Saturday, February 14

Social media giants liable for financial scams under new EU law – POLITICO


Social media has become rife with financial scams, and MEPs pushed hard to hold both Big Tech and banks liable during legislative negotiations. EU governments, meanwhile, believed banks should be held responsible if their safeguards aren’t strong enough.

As a compromise, lawmakers agreed that banks should reimburse victims if a scammer, impersonating the bank, swindles them out of their money, or if payments are processed without consent.

But social media companies will have to compensate banks if it’s clear that they failed to remove an online scam that had been reported.

Some MEPs had called for more amid concerns that EU consumer safeguards on social platforms have proven insufficient. “Especially, as AI and social-engineering fuel an unprecedented rise in scams,” said Lithuanian Greens lawmaker Virginijus Sinkevičius.

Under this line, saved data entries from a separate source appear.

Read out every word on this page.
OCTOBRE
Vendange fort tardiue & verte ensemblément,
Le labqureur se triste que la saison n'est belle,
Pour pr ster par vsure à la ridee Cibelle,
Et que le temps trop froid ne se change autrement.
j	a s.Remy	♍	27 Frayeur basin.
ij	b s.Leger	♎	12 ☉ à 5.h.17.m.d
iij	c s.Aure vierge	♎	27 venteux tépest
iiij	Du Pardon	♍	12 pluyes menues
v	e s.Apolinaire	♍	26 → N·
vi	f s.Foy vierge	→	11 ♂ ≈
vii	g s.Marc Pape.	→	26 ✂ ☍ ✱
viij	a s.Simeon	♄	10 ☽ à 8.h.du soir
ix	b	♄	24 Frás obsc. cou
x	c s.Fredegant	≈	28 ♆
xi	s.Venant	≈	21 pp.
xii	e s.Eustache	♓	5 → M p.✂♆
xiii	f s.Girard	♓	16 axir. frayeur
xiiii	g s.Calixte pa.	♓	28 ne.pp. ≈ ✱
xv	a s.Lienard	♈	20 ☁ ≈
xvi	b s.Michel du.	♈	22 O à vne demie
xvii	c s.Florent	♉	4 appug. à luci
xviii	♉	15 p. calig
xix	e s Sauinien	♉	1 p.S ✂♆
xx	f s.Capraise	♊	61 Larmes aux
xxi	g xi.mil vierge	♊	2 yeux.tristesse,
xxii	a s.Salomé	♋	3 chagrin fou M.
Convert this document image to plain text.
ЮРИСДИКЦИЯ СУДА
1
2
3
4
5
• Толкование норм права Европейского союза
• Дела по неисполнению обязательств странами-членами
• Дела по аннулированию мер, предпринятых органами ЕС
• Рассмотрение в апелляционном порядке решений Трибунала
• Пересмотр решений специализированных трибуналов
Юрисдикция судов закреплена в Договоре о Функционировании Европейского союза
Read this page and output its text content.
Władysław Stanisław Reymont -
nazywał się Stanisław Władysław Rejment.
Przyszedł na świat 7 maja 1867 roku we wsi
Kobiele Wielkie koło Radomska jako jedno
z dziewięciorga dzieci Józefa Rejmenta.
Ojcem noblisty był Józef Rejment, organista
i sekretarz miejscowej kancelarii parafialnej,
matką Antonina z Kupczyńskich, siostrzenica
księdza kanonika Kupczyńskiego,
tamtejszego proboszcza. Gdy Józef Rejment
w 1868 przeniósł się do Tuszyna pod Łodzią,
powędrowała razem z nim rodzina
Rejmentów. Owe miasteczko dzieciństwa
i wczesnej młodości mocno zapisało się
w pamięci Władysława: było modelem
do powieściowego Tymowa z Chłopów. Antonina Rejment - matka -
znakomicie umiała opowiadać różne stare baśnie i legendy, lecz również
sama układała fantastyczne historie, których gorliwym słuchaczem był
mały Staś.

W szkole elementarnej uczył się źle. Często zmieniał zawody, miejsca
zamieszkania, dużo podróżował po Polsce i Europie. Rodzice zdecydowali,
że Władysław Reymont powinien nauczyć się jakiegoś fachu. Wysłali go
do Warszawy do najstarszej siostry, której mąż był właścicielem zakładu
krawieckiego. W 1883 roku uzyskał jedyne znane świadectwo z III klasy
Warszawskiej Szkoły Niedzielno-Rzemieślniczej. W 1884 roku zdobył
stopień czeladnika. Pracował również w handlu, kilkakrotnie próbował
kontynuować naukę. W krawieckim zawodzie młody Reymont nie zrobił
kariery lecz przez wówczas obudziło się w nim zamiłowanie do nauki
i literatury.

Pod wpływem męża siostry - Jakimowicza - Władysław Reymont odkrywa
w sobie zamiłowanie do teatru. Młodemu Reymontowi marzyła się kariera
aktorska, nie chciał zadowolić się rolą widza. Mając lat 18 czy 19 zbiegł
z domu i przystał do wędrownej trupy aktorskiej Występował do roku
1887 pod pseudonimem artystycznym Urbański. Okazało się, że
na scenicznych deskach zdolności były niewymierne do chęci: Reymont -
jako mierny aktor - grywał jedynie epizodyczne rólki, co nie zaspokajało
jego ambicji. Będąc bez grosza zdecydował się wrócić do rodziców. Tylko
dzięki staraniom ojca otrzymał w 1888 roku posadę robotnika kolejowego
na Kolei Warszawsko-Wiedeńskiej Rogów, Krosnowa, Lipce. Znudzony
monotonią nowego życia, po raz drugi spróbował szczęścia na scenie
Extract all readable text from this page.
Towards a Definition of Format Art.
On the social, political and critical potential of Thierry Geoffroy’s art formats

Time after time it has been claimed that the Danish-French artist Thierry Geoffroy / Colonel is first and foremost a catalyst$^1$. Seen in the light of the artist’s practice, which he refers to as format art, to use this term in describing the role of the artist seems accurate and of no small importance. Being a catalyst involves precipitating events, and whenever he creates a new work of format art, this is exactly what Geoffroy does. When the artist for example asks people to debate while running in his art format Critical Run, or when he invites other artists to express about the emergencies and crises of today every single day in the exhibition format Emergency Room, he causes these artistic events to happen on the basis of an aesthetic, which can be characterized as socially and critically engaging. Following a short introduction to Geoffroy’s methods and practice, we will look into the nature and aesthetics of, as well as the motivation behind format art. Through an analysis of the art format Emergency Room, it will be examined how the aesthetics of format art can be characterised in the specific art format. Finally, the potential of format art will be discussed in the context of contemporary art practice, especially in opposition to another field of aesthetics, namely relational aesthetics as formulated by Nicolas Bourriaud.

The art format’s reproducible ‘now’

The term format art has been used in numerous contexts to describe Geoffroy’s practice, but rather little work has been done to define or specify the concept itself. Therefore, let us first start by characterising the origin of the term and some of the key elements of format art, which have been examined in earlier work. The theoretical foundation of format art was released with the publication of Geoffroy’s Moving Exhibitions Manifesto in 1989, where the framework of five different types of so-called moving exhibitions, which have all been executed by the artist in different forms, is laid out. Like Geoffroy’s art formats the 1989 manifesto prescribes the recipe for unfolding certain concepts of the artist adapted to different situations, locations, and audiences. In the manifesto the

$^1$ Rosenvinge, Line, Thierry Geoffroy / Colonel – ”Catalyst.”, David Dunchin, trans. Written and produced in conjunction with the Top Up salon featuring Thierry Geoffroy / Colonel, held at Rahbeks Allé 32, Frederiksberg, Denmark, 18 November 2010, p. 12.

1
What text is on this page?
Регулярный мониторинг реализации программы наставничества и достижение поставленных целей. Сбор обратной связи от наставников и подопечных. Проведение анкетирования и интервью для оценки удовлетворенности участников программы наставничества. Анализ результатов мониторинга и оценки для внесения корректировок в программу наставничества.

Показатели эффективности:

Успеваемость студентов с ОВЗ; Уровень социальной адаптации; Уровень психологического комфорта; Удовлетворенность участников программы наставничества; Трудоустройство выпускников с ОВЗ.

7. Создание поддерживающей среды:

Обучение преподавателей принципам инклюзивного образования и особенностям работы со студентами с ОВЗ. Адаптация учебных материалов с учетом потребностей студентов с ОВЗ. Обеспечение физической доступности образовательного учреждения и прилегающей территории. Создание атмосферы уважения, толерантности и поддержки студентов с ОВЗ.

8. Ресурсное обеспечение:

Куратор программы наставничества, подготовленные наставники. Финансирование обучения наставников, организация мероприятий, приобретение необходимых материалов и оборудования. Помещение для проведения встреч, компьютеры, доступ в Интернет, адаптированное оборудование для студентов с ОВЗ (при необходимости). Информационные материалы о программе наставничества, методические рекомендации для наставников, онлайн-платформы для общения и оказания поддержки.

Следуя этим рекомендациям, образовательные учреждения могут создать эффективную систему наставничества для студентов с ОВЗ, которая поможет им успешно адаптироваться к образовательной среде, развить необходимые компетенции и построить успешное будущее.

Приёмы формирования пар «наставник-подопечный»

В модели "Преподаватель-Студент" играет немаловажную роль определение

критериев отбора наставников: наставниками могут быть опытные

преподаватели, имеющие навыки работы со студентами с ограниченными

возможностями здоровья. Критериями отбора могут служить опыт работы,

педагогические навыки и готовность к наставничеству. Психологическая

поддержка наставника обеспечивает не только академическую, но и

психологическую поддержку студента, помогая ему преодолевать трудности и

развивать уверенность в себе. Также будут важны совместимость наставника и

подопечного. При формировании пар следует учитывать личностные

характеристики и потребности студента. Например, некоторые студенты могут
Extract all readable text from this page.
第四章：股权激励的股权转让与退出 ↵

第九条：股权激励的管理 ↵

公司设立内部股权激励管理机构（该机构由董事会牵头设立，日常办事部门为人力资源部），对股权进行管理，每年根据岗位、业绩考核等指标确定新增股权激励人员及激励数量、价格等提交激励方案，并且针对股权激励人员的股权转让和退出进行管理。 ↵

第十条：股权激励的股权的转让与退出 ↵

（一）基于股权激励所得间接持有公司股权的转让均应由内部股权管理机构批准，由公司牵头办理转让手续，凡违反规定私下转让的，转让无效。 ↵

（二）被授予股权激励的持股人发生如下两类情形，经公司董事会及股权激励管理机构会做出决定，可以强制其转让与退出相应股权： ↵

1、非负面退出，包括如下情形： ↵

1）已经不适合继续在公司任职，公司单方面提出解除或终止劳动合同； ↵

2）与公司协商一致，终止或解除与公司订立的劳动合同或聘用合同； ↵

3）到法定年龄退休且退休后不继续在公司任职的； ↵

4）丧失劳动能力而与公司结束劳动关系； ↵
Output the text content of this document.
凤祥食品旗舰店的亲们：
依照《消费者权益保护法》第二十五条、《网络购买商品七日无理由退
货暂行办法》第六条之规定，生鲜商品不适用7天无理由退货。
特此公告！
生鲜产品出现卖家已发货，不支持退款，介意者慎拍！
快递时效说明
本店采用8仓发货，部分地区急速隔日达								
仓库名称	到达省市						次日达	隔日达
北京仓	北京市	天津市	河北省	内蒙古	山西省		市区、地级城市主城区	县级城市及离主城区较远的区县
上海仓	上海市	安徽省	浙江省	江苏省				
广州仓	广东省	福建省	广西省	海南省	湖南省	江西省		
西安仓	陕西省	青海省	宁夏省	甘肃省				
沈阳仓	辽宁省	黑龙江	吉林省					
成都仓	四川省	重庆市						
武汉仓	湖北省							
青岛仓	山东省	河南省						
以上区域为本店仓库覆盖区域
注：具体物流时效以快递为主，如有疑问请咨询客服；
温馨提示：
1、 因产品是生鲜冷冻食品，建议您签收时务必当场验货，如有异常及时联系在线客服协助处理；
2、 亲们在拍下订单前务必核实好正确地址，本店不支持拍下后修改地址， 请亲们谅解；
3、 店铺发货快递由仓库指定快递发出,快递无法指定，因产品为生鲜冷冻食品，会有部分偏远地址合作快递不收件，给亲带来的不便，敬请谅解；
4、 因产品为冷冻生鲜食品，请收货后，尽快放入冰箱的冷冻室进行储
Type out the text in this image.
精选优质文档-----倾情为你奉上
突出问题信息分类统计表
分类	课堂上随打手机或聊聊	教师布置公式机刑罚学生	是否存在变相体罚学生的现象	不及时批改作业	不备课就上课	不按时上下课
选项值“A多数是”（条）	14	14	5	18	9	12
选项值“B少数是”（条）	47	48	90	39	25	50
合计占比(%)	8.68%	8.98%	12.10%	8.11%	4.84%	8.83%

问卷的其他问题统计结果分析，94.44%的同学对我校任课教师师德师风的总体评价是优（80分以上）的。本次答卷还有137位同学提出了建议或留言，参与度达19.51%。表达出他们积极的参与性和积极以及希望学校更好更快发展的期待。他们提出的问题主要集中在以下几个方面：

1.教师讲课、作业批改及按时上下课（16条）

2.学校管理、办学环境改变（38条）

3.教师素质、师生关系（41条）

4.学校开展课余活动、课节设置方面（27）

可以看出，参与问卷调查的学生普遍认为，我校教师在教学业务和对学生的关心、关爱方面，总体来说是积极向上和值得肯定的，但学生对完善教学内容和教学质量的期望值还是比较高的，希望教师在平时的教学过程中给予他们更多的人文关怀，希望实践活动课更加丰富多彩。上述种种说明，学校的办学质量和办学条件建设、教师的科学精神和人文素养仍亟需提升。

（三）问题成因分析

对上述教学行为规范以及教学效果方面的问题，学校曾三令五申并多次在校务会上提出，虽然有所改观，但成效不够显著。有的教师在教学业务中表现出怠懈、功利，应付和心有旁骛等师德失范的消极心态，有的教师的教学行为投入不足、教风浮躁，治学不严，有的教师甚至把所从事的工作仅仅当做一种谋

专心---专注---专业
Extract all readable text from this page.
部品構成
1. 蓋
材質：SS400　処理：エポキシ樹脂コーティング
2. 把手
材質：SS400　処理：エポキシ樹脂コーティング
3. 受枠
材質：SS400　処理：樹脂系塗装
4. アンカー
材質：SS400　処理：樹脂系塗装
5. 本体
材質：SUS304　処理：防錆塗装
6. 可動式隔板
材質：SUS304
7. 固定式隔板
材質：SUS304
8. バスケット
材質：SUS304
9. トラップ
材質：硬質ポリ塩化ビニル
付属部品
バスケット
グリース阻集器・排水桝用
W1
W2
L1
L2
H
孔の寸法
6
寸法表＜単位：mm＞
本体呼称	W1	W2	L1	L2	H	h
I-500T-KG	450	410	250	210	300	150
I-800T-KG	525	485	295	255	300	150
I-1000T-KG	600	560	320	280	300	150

The new rules build on the EU’s Digital Services Act and the Digital Markets Act, which respectively limit the spread of illegal content and prevent large online platforms, such as Google, Amazon and Meta, from overextending their online empires.

Breaching the DSA and DMA can come with huge fines, triggering pushback from the tech sector and U.S. President Donald Trump, who has accused the EU of discriminating against American companies. U.S. Secretary of Commerce Howard Lutnick has threatened to keep 50 percent tariffs on European exports of steel and aluminum unless the EU loosens its digital rules.